As shown in the flowchart, images of individual vehicles are sent to the recognition model. First, use `infer` function to get the result.

The detection model output has the format `[image_id, label, conf, x_min, y_min, x_max, y_max]`, where:

- `image_id` - ID of the image in the batch
- `label` - predicted class ID (0 - vehicle)
- `conf` - confidence for the predicted class
- `(x_min, y_min)` - coordinates of the top left bounding box corner
- `(x_max, y_max)` - coordinates of the bottom right bounding box corner

Delete unused dims and filter out results that are not used.

In [None]:
# Run inference.
boxes = compiled_model_de([input_image_de])[output_keys_de]
openvino_detection_result = compiled_model_de([input_image_de])[output_keys_de]
# Delete the dim of 0, 1.
boxes = np.squeeze(boxes, (0, 1))
# Remove zero only boxes.
boxes = boxes[~np.all(boxes == 0, axis=1)]

### Detection Processing
[back to top ⬆️](#Table-of-contents:)

With the function below, you change the ratio to the real position in the image and filter out low-confidence results.

In [None]:
def crop_images(bgr_image, resized_image, boxes, threshold=0.6) -> np.ndarray:
    """
    Use bounding boxes from detection model to find the absolute car position
    
    :param: bgr_image: raw image
    :param: resized_image: resized image
    :param: boxes: detection model returns rectangle position
    :param: threshold: confidence threshold
    :returns: car_position: car's absolute position
    """
    # Fetch image shapes to calculate ratio
    (real_y, real_x), (resized_y, resized_x) = bgr_image.shape[:2], resized_image.shape[:2]
    ratio_x, ratio_y = real_x / resized_x, real_y / resized_y

    # Find the boxes ratio
    boxes = boxes[:, 2:]
    # Store the vehicle's position
    car_position = []
    # Iterate through non-zero boxes
    for box in boxes:
        # Pick confidence factor from last place in array
        conf = box[0]
        if conf > threshold:
            # Convert float to int and multiply corner position of each box by x and y ratio
            # In case that bounding box is found at the top of the image, 
            # upper box  bar should be positioned a little bit lower to make it visible on image 
            (x_min, y_min, x_max, y_max) = [
                int(max(corner_position * ratio_y * resized_y, 10)) if idx % 2 
                else int(corner_position * ratio_x * resized_x)
                for idx, corner_position in enumerate(box[1:])
            ]
            
            car_position.append([x_min, y_min, x_max, y_max])
            
    return car_position

In [None]:
# Find the position of a car.
car_position = crop_images(image_de, resized_image_de, boxes)

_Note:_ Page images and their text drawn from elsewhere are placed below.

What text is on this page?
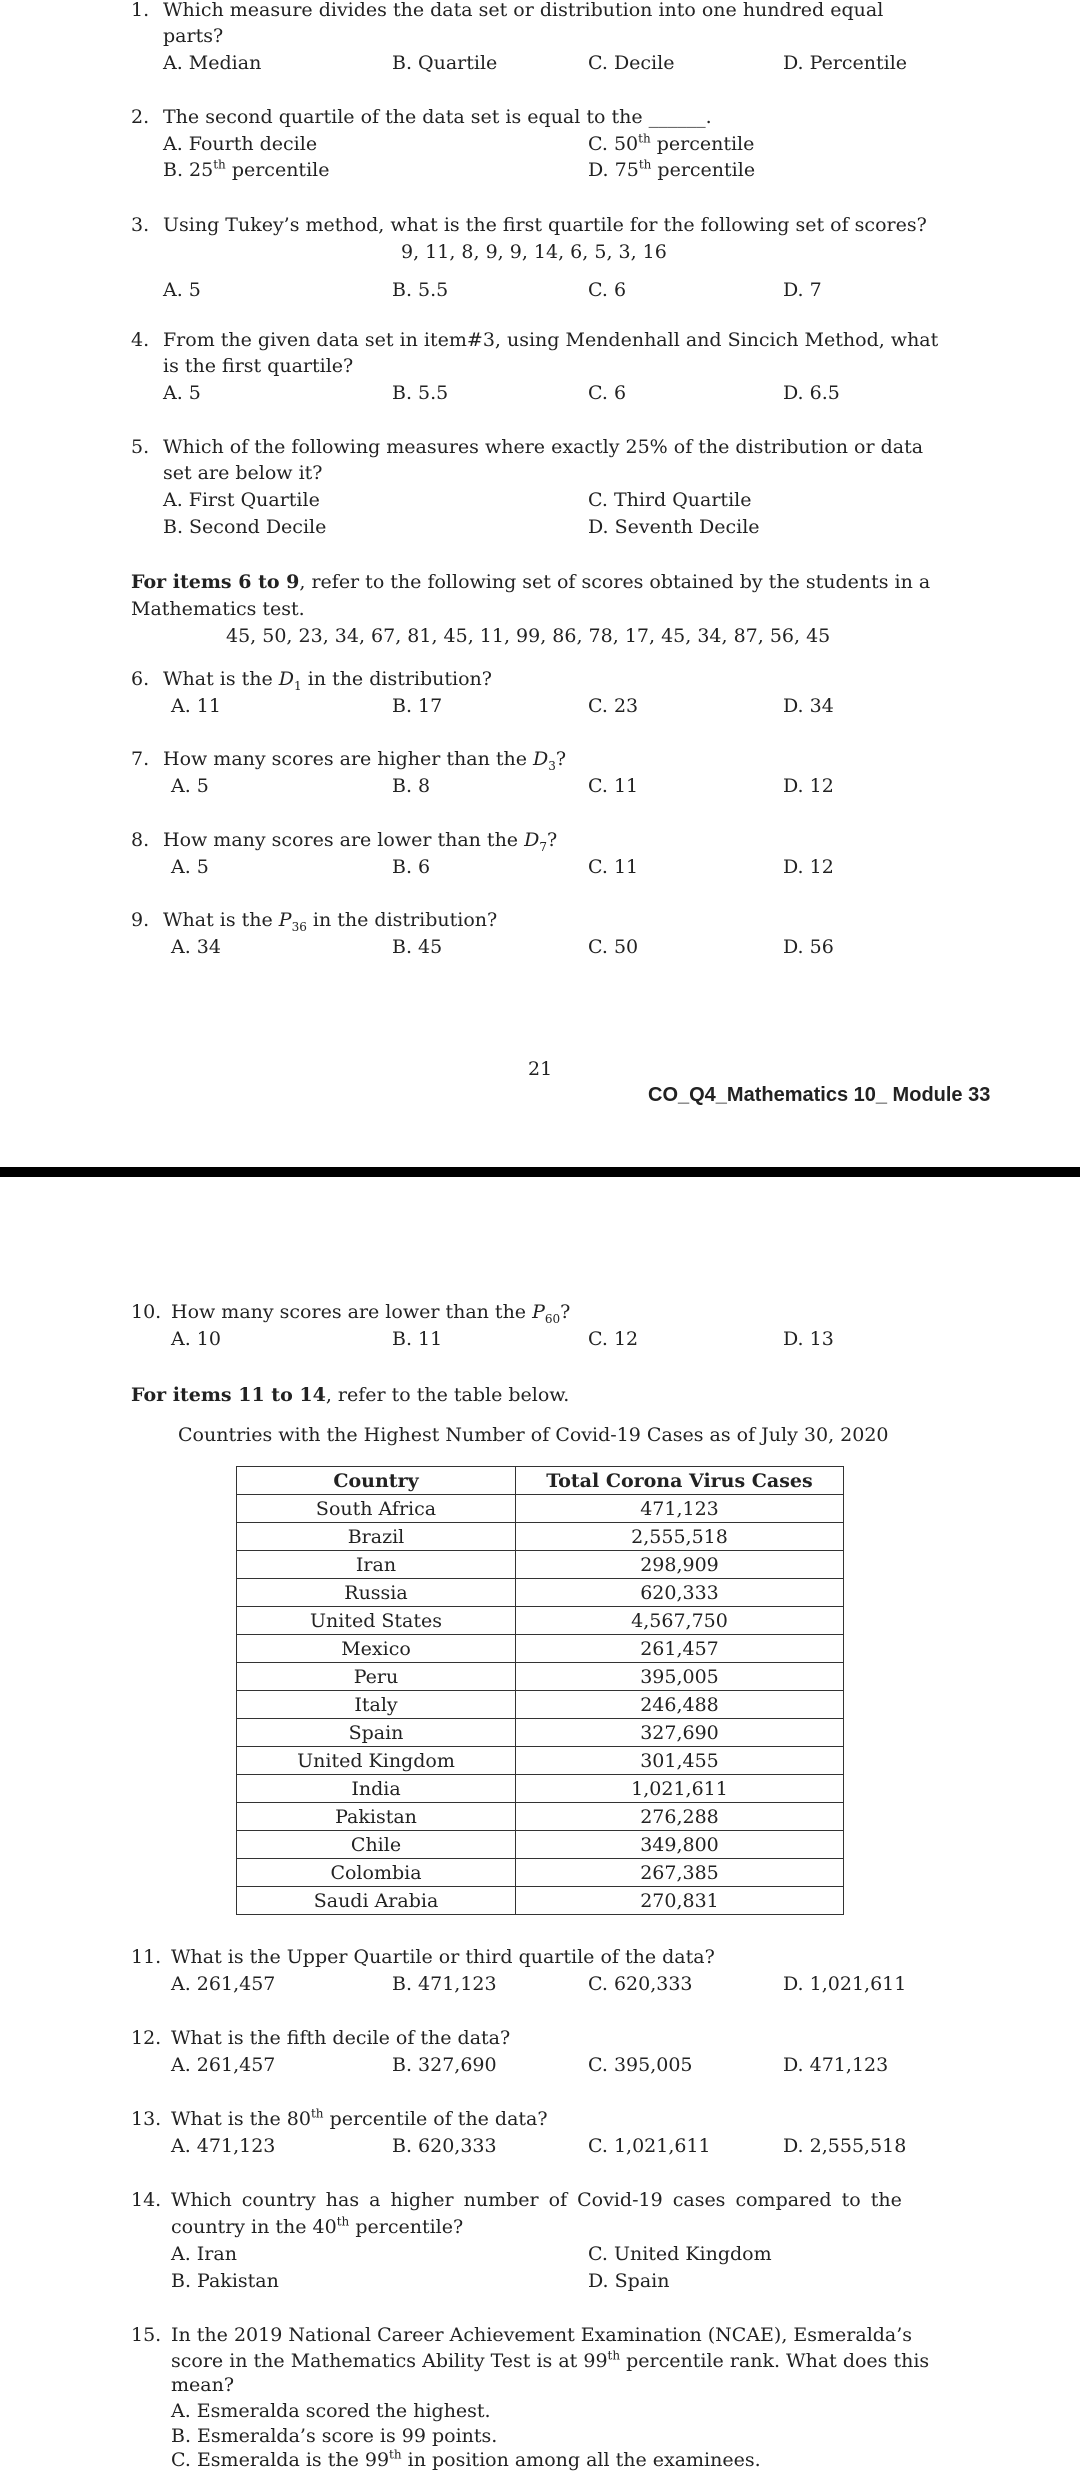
1. Which measure divides the data set or distribution into one hundred equal
parts?
A. Median	B. Quartile	C. Decile	D. Percentile
2. The second quartile of the data set is equal to the ______.
A. Fourth decile	C. 50th percentile
B. 25th percentile	D. 75th percentile
3. Using Tukey’s method, what is the first quartile for the following set of scores?
9, 11, 8, 9, 9, 14, 6, 5, 3, 16
A. 5	B. 5.5	C. 6	D. 7
4. From the given data set in item#3, using Mendenhall and Sincich Method, what
is the first quartile?
A. 5	B. 5.5	C. 6	D. 6.5
5. Which of the following measures where exactly 25% of the distribution or data
set are below it?
A. First Quartile	C. Third Quartile
B. Second Decile	D. Seventh Decile
For items 6 to 9, refer to the following set of scores obtained by the students in a
Mathematics test.
45, 50, 23, 34, 67, 81, 45, 11, 99, 86, 78, 17, 45, 34, 87, 56, 45
6. What is the $D_1$ in the distribution?
A. 11	B. 17	C. 23	D. 34
7. How many scores are higher than the $D_3$?
A. 5	B. 8	C. 11	D. 12
8. How many scores are lower than the $D_7$?
A. 5	B. 6	C. 11	D. 12
9. What is the $P_{36}$ in the distribution?
A. 34	B. 45	C. 50	D. 56
21
CO_Q4_Mathematics 10_ Module 33
10. How many scores are lower than the $P_{60}$?
A. 10	B. 11	C. 12	D. 13
For items 11 to 14, refer to the table below.
Countries with the Highest Number of Covid-19 Cases as of July 30, 2020
Country	Total Corona Virus Cases
South Africa	471,123
Brazil	2,555,518
Iran	298,909
Russia	620,333
United States	4,567,750
Mexico	261,457
Peru	395,005
Italy	246,488
Spain	327,690
United Kingdom	301,455
India	1,021,611
Pakistan	276,288
Chile	349,800
Colombia	267,385
Saudi Arabia	270,831
11. What is the Upper Quartile or third quartile of the data?
A. 261,457	B. 471,123	C. 620,333	D. 1,021,611
12. What is the fifth decile of the data?
A. 261,457	B. 327,690	C. 395,005	D. 471,123
13. What is the 80th percentile of the data?
A. 471,123	B. 620,333	C. 1,021,611	D. 2,555,518
14. Which country has a higher number of Covid-19 cases compared to the
country in the 40th percentile?
A. Iran	C. United Kingdom
B. Pakistan	D. Spain
15. In the 2019 National Career Achievement Examination (NCAE), Esmeralda’s
score in the Mathematics Ability Test is at 99th percentile rank. What does this
mean?
A. Esmeralda scored the highest.
B. Esmeralda’s score is 99 points.
C. Esmeralda is the 99th in position among all the examinees.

### Recognize vehicle attributes
[back to top ⬆️](#Table-of-contents:)

Select one of the detected boxes. Then, crop to an area containing a vehicle to test with the recognition model. Again, you need to resize the input image and run inference.

In [None]:
# Select a vehicle to recognize.
pos = car_position[0]
# Crop the image with [y_min:y_max, x_min:x_max].
test_car = image_de[pos[1]:pos[3], pos[0]:pos[2]]
# Resize the image to input_size.
resized_image_re = cv2.resize(test_car, (width_re, height_re))
input_image_re = np.expand_dims(resized_image_re.transpose(2, 0, 1), 0)
plt_show(cv2.cvtColor(resized_image_re, cv2.COLOR_BGR2RGB))

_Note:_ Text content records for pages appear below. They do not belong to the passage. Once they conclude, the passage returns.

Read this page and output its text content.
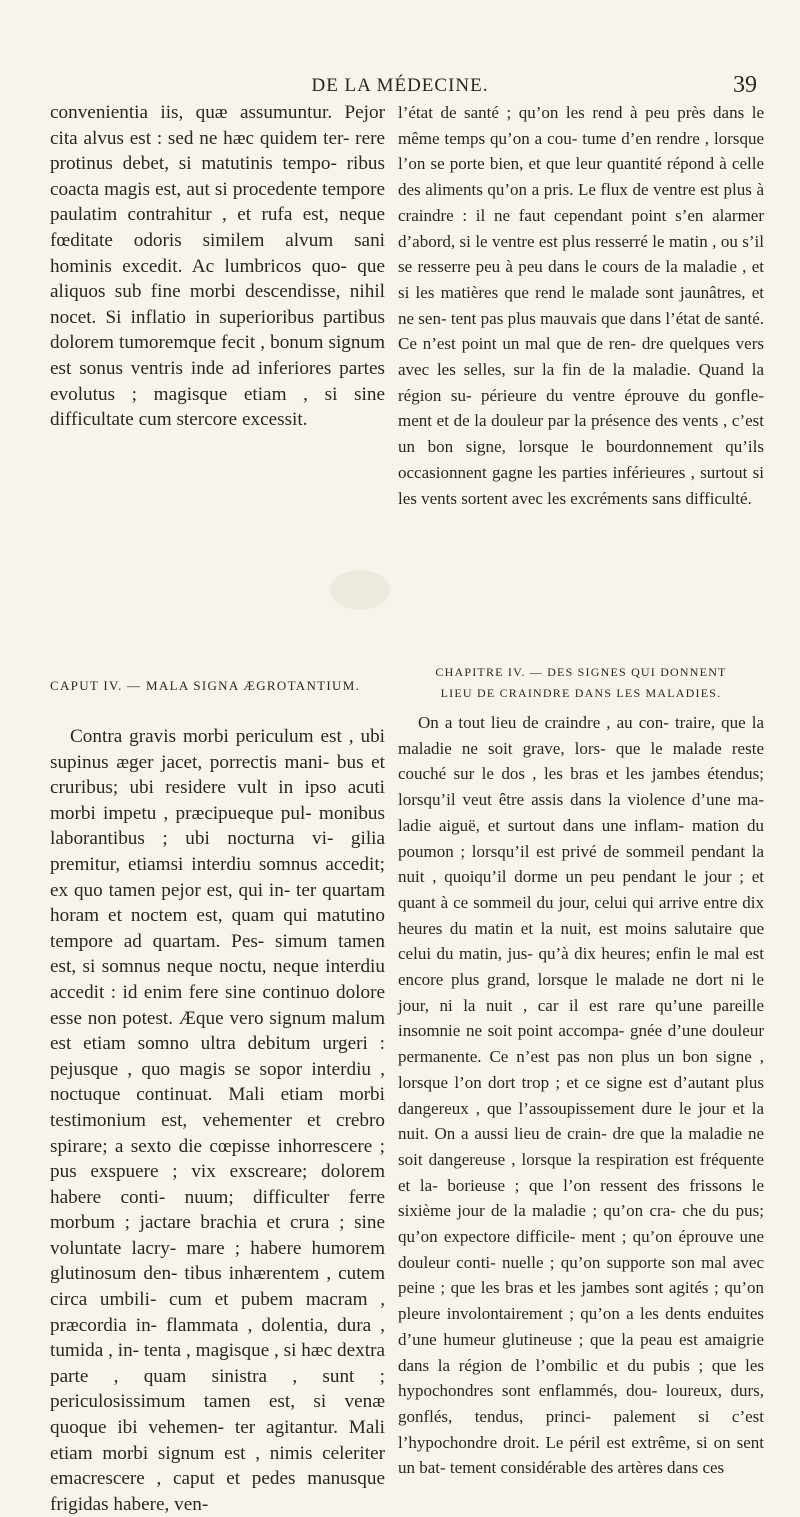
DE LA MÉDECINE.	39

convenientia iis, quæ assumuntur. Pejor cita alvus est : sed ne hæc quidem ter- rere protinus debet, si matutinis tempo- ribus coacta magis est, aut si procedente tempore paulatim contrahitur , et rufa est, neque fœditate odoris similem alvum sani hominis excedit. Ac lumbricos quo- que aliquos sub fine morbi descendisse, nihil nocet. Si inflatio in superioribus partibus dolorem tumoremque fecit , bonum signum est sonus ventris inde ad inferiores partes evolutus ; magisque etiam , si sine difficultate cum stercore excessit.

l’état de santé ; qu’on les rend à peu près dans le même temps qu’on a cou- tume d’en rendre , lorsque l’on se porte bien, et que leur quantité répond à celle des aliments qu’on a pris. Le flux de ventre est plus à craindre : il ne faut cependant point s’en alarmer d’abord, si le ventre est plus resserré le matin , ou s’il se resserre peu à peu dans le cours de la maladie , et si les matières que rend le malade sont jaunâtres, et ne sen- tent pas plus mauvais que dans l’état de santé. Ce n’est point un mal que de ren- dre quelques vers avec les selles, sur la fin de la maladie. Quand la région su- périeure du ventre éprouve du gonfle- ment et de la douleur par la présence des vents , c’est un bon signe, lorsque le bourdonnement qu’ils occasionnent gagne les parties inférieures , surtout si les vents sortent avec les excréments sans difficulté.

CAPUT IV. — MALA SIGNA ÆGROTANTIUM.
CHAPITRE IV. — DES SIGNES QUI DONNENT
LIEU DE CRAINDRE DANS LES MALADIES.

Contra gravis morbi periculum est , ubi supinus æger jacet, porrectis mani- bus et cruribus; ubi residere vult in ipso acuti morbi impetu , præcipueque pul- monibus laborantibus ; ubi nocturna vi- gilia premitur, etiamsi interdiu somnus accedit; ex quo tamen pejor est, qui in- ter quartam horam et noctem est, quam qui matutino tempore ad quartam. Pes- simum tamen est, si somnus neque noctu, neque interdiu accedit : id enim fere sine continuo dolore esse non potest. Æque vero signum malum est etiam somno ultra debitum urgeri : pejusque , quo magis se sopor interdiu , noctuque continuat. Mali etiam morbi testimonium est, vehementer et crebro spirare; a sexto die cœpisse inhorrescere ; pus exspuere ; vix exscreare; dolorem habere conti- nuum; difficulter ferre morbum ; jactare brachia et crura ; sine voluntate lacry- mare ; habere humorem glutinosum den- tibus inhærentem , cutem circa umbili- cum et pubem macram , præcordia in- flammata , dolentia, dura , tumida , in- tenta , magisque , si hæc dextra parte , quam sinistra , sunt ; periculosissimum tamen est, si venæ quoque ibi vehemen- ter agitantur. Mali etiam morbi signum est , nimis celeriter emacrescere , caput et pedes manusque frigidas habere, ven-

On a tout lieu de craindre , au con- traire, que la maladie ne soit grave, lors- que le malade reste couché sur le dos , les bras et les jambes étendus; lorsqu’il veut être assis dans la violence d’une ma- ladie aiguë, et surtout dans une inflam- mation du poumon ; lorsqu’il est privé de sommeil pendant la nuit , quoiqu’il dorme un peu pendant le jour ; et quant à ce sommeil du jour, celui qui arrive entre dix heures du matin et la nuit, est moins salutaire que celui du matin, jus- qu’à dix heures; enfin le mal est encore plus grand, lorsque le malade ne dort ni le jour, ni la nuit , car il est rare qu’une pareille insomnie ne soit point accompa- gnée d’une douleur permanente. Ce n’est pas non plus un bon signe , lorsque l’on dort trop ; et ce signe est d’autant plus dangereux , que l’assoupissement dure le jour et la nuit. On a aussi lieu de crain- dre que la maladie ne soit dangereuse , lorsque la respiration est fréquente et la- borieuse ; que l’on ressent des frissons le sixième jour de la maladie ; qu’on cra- che du pus; qu’on expectore difficile- ment ; qu’on éprouve une douleur conti- nuelle ; qu’on supporte son mal avec peine ; que les bras et les jambes sont agités ; qu’on pleure involontairement ; qu’on a les dents enduites d’une humeur glutineuse ; que la peau est amaigrie dans la région de l’ombilic et du pubis ; que les hypochondres sont enflammés, dou- loureux, durs, gonflés, tendus, princi- palement si c’est l’hypochondre droit. Le péril est extrême, si on sent un bat- tement considérable des artères dans ces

##### Recognition processing
[back to top ⬆️](#Table-of-contents:)

The result contains colors of the vehicles (white, gray, yellow, red, green, blue, black) and types of vehicles (car, bus, truck, van). Next, you need to calculate the probability of each attribute. Then, you determine the maximum probability as the result.

In [None]:
def vehicle_recognition(compiled_model_re, input_size, raw_image):
    """
    Vehicle attributes recognition, input a single vehicle, return attributes
    :param: compiled_model_re: recognition net 
    :param: input_size: recognition input size
    :param: raw_image: single vehicle image
    :returns: attr_color: predicted color
                       attr_type: predicted type
    """
    # An attribute of a vehicle.
    colors = ['White', 'Gray', 'Yellow', 'Red', 'Green', 'Blue', 'Black']
    types = ['Car', 'Bus', 'Truck', 'Van']
    
    # Resize the image to input size.
    resized_image_re = cv2.resize(raw_image, input_size)
    input_image_re = np.expand_dims(resized_image_re.transpose(2, 0, 1), 0)
    
    # Run inference.
    # Predict result.
    predict_colors = compiled_model_re([input_image_re])[compiled_model_re.output(1)]
    openvino_recognition_result_color = compiled_model_re([input_image_re])[compiled_model_re.output(1)]
    # Delete the dim of 2, 3.
    predict_colors = np.squeeze(predict_colors, (2, 3))
    predict_types = compiled_model_re([input_image_re])[compiled_model_re.output(0)]
    openvino_recognition_result_type = compiled_model_re([input_image_re])[compiled_model_re.output(0)]
    predict_types = np.squeeze(predict_types, (2, 3))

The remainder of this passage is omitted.